ここが知りたいREACH規則

ここが知りたいREACH規則

EUの化学物質関連規則を統合するREACH規則について紹介

Q
2008年10月3日更新
Q.120 REACH規則で、EU域外のメーカーが自社商品の物質登録をする場合、EU内に「唯一の代理人」を立てて行うことになりますが、予備登録または登録後、「唯一の代理人」を変更することはできますか。このとき、注意すべき点は何でしょうか。

従来公表されていました「登録ガイダンス」では、変更の場合の届出は、「新規に一式文書の提出が必要」とされていました。しかし、「登録ガイダンス」が改訂され、2008年9月24日に発表されました (バージョン1.3)。そのガイダンスでは、次のように変更されています。

「非EUの製造者が唯一の代理人を変更する決定をした場合、新しい唯一の代理人は、元の唯一の代理人が合意すれば、登録一式文書の更新の書類を提出する。この合意については更新書類に文書化されていることが必要である。なお、紛争の防止のために、非EUの製造者と唯一の代理人の契約には、唯一の代理人の変更の条項を入れておくことが望ましい。元の唯一の代理人の合意がない場合は、新しい唯一の代理人は新たに技術一式文書を提出しなければならない。このケースでは、元の代理人は、新しい代理人が登録一式文書を作成するにあたって、データと文書の再利用をさせてよい。」(回答者訳)。

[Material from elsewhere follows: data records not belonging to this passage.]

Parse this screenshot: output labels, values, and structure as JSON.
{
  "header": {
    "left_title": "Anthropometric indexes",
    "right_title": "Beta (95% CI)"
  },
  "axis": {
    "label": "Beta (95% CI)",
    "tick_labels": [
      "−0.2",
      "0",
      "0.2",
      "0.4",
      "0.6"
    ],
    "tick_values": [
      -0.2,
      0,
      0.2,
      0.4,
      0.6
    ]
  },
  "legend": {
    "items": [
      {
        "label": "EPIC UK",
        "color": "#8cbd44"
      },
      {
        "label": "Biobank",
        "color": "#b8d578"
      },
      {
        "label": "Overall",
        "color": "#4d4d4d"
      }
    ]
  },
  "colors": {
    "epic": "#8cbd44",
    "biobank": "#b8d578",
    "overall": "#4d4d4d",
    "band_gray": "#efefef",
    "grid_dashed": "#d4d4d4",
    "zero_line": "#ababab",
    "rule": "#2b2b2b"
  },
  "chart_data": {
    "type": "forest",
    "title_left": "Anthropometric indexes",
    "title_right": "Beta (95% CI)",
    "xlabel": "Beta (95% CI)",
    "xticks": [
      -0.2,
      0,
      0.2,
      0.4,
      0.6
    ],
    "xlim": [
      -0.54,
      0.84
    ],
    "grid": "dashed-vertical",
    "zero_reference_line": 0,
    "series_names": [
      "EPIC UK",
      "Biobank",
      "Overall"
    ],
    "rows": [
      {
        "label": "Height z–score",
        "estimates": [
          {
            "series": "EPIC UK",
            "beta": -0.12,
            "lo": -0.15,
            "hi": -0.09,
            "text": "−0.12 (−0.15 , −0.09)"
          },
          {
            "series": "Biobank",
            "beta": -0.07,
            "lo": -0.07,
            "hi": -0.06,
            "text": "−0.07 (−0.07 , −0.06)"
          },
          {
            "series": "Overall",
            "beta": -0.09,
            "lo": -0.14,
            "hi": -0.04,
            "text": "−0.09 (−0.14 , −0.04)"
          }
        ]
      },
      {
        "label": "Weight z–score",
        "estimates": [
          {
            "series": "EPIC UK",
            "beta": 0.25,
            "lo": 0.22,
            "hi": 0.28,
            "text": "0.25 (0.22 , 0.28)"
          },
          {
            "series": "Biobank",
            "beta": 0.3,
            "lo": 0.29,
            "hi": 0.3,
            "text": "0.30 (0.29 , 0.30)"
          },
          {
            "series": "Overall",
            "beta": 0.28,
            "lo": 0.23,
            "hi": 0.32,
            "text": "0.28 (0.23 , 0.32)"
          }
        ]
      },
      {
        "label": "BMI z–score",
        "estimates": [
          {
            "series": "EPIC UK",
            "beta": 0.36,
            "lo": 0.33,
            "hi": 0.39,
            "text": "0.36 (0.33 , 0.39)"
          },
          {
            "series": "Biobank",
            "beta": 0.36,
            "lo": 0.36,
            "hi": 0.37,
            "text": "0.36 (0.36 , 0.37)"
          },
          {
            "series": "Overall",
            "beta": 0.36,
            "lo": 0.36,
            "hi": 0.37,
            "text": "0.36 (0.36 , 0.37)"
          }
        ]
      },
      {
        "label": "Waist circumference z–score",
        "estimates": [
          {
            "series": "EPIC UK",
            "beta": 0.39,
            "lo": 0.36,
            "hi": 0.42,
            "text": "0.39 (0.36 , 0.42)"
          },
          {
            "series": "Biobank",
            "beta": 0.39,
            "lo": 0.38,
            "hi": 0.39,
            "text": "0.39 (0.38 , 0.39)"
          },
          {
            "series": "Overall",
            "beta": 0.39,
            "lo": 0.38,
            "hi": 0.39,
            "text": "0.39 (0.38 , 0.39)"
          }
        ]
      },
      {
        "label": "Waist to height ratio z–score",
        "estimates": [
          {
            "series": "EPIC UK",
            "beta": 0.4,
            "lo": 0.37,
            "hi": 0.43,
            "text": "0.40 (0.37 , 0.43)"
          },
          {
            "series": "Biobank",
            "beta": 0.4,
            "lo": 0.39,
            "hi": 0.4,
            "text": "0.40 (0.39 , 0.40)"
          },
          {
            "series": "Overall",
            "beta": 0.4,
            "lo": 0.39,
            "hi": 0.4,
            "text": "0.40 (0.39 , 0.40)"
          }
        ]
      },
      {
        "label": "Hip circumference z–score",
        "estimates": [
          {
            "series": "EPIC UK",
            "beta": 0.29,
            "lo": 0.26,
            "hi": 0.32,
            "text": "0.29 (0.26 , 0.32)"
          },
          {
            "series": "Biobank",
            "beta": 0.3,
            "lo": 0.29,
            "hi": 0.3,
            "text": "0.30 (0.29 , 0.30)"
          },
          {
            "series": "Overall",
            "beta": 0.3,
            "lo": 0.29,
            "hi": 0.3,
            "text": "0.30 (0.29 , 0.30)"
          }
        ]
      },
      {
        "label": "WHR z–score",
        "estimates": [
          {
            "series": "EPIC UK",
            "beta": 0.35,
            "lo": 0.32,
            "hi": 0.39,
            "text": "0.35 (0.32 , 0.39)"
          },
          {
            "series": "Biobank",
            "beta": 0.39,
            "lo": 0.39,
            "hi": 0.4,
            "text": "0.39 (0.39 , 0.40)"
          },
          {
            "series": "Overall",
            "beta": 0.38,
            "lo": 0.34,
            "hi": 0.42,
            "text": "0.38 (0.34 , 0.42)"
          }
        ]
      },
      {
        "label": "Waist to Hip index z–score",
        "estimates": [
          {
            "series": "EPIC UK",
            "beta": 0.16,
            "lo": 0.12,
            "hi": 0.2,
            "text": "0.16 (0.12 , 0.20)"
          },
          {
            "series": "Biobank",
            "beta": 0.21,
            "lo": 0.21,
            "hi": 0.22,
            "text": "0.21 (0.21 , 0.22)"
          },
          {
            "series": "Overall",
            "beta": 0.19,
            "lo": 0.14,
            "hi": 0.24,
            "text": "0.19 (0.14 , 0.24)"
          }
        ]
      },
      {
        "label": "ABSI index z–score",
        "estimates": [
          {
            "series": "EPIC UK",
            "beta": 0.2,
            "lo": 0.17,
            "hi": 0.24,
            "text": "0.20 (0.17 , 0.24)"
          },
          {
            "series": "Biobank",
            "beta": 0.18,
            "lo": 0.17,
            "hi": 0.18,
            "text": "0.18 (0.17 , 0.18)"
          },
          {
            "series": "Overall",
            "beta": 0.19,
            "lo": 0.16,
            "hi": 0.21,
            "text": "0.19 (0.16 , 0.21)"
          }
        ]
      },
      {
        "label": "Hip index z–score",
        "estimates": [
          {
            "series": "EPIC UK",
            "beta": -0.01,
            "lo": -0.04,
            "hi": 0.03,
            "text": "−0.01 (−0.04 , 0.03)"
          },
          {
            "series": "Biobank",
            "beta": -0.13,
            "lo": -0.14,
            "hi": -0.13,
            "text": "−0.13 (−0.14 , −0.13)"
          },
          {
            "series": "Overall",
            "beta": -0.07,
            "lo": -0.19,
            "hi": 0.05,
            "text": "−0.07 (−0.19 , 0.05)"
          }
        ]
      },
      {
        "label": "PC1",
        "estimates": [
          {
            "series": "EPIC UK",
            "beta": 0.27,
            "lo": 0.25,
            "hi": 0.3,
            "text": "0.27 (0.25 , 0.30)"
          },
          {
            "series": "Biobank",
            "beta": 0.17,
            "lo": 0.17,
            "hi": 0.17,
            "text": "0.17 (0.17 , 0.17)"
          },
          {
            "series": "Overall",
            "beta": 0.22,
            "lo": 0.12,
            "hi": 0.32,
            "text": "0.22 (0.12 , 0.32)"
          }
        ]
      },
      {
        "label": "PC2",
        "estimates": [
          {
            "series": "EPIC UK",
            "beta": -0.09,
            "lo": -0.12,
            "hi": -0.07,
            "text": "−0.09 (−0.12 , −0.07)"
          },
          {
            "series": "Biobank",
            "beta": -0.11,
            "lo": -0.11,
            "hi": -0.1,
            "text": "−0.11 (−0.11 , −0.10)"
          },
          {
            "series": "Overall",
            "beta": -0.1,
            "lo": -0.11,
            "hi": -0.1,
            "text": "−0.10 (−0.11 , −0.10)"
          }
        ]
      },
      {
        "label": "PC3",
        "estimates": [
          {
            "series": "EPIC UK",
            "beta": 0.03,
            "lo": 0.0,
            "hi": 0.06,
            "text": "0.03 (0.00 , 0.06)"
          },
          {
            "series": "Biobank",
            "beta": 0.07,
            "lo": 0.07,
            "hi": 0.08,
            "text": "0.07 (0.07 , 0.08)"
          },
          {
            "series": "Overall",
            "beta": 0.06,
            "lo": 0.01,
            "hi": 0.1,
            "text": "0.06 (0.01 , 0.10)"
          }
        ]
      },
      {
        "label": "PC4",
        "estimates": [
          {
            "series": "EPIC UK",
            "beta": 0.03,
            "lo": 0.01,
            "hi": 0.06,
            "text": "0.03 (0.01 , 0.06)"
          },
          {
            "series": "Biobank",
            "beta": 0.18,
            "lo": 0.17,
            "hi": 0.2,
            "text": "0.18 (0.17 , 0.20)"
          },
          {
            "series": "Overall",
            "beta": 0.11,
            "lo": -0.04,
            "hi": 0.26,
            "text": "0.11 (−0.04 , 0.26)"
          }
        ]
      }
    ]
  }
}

以上、登録後の変更は可能ですが、元の唯一の代理人と合意することが必要です。合意がない場合は、新たに登録をし直すことが必要です。

しかし、予備登録後、登録する前に唯一の代理人の変更についての記述がありません。上記の説明からは、旧唯一の代理人との合意が得られれば、あるいは、その代理人が廃業するような場合は、その旨の文書の提出により、変更は可能との推測はできますが、合意が得られない場合は、新規の届け出となる可能性があり、その時点で登録義務が発生するとも考えられます。

いずれにしましても、予備登録後、登録前の唯一の代理人の変更が可能であるかについては、欧州化学品庁に確認していただくのがよいと思います。

当解説は筆者の知見、認識に基づいてのものであり、特定の会社、公式機関の見解等を代弁するものではありません。法規制解釈のための参考情報です。 法規制の内容は各国の公式文書で確認し、弁護士等の法律専門家に判断によるなど最終的な判断は読者の責任で行ってください。